The Washington Housing Initiative has raised $78 million from investors to acquire and operate several thousand units of workforce housing. The affordable housing initiative is a joint effort of JBG SMITH (NYSE: JBGS) and the Federal City Council.
REIT magazine profiled JBG SMITH’s launch of the Washington Housing Initiative in its March/April 2019 issue, in which JBG SMITH noted the importance of addressing affordable housing in rapidly gentrifying neighborhoods. The Washington Housing Initiative aims to preserve or build up to 3,000 units of affordable workforce housing in the Washington, D.C., region over the next decade. Housing in the 60 to 100% range of area median income (AMI) tends to be the first type of housing to get pushed out during gentrification, according to JBG SMITH CEO Matt Kelly. “Because there wasn't much in the way of public funds, or infrastructure organized to address this, we took it upon ourselves to try to come up with a better mouse trap,” he says.
JBG SMITH’s Executive Vice President of Social Impact Investment AJ Jackson notes that the goal of the initiative is to try to bring together private and philanthropic capital, and JBG SMITH’s skills and expertise, to create a solution that is “scalable and sustainable, so that other capital comes and repeats the initiative and starts to move the market in a meaningful way.”

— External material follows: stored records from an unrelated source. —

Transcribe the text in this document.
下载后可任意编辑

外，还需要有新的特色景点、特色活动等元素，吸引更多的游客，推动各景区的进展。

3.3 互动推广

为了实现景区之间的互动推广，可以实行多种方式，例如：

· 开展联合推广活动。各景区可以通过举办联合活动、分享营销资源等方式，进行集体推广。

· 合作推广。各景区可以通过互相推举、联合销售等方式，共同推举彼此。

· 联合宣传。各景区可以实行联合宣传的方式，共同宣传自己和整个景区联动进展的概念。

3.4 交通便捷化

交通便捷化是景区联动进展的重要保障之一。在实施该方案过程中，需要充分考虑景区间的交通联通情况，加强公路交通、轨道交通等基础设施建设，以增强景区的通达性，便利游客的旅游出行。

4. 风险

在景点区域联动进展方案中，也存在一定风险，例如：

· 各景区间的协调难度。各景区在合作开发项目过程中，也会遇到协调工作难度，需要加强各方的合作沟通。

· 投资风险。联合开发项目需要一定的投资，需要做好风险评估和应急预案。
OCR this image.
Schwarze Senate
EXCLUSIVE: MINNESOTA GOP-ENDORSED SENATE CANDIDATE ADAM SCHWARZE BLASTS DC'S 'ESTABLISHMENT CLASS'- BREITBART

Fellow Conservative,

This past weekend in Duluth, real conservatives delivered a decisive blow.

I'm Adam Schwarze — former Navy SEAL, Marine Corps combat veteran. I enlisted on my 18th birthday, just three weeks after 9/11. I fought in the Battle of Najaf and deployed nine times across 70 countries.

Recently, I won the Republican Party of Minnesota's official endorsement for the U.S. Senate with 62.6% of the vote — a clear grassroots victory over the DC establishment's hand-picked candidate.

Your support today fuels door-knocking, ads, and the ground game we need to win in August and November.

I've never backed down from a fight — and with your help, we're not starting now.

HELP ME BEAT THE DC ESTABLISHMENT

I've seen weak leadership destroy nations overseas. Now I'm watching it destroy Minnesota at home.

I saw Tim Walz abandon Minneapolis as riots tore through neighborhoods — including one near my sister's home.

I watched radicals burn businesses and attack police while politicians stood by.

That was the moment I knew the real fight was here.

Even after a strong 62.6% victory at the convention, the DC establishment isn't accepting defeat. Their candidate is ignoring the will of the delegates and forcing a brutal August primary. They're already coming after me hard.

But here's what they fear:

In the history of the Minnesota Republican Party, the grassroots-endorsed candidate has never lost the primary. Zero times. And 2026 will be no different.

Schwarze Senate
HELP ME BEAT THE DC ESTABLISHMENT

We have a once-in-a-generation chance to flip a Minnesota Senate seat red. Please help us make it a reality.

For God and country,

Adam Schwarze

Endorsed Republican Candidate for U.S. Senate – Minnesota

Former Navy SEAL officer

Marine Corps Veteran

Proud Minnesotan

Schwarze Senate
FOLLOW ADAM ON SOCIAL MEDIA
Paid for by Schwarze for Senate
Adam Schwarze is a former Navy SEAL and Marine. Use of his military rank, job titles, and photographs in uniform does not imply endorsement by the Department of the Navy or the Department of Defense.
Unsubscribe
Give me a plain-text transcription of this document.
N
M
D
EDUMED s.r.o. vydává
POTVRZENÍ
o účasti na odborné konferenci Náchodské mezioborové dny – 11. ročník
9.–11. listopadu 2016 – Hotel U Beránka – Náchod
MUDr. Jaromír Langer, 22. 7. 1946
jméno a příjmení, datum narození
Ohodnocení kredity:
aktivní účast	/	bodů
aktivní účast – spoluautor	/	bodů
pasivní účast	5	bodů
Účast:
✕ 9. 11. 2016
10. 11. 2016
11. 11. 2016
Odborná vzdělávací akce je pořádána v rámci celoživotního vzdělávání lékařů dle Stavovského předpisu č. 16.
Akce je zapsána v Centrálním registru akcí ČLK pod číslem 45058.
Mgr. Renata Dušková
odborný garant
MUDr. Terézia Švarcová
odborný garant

As part of the initiative, the Washington Housing Conservancy, a nonprofit, will own and operate the housing. The initiative is also comprised of the Impact Pool, a vehicle managed by JBG SMITH. Capital from the Impact Pool will bridge the gap between traditional mortgage financing and charitable contributions with mezzanine investments.
“There have been policy solutions around affordable housing before, but they just haven't produced enough housing. Most of that housing is not targeted at the core of the workforce, but at lower income households. We really saw this need for people who earn too much for traditional subsidies, but not enough to be well-housed within the region,” Jackson explains.
Kelly readily admits that while the initiative provides a social benefit, there is also an element of self-interest involved. “As a business, doing this really gets to addressing something that we think would otherwise potentially limit the long-term growth of the economy in our city.”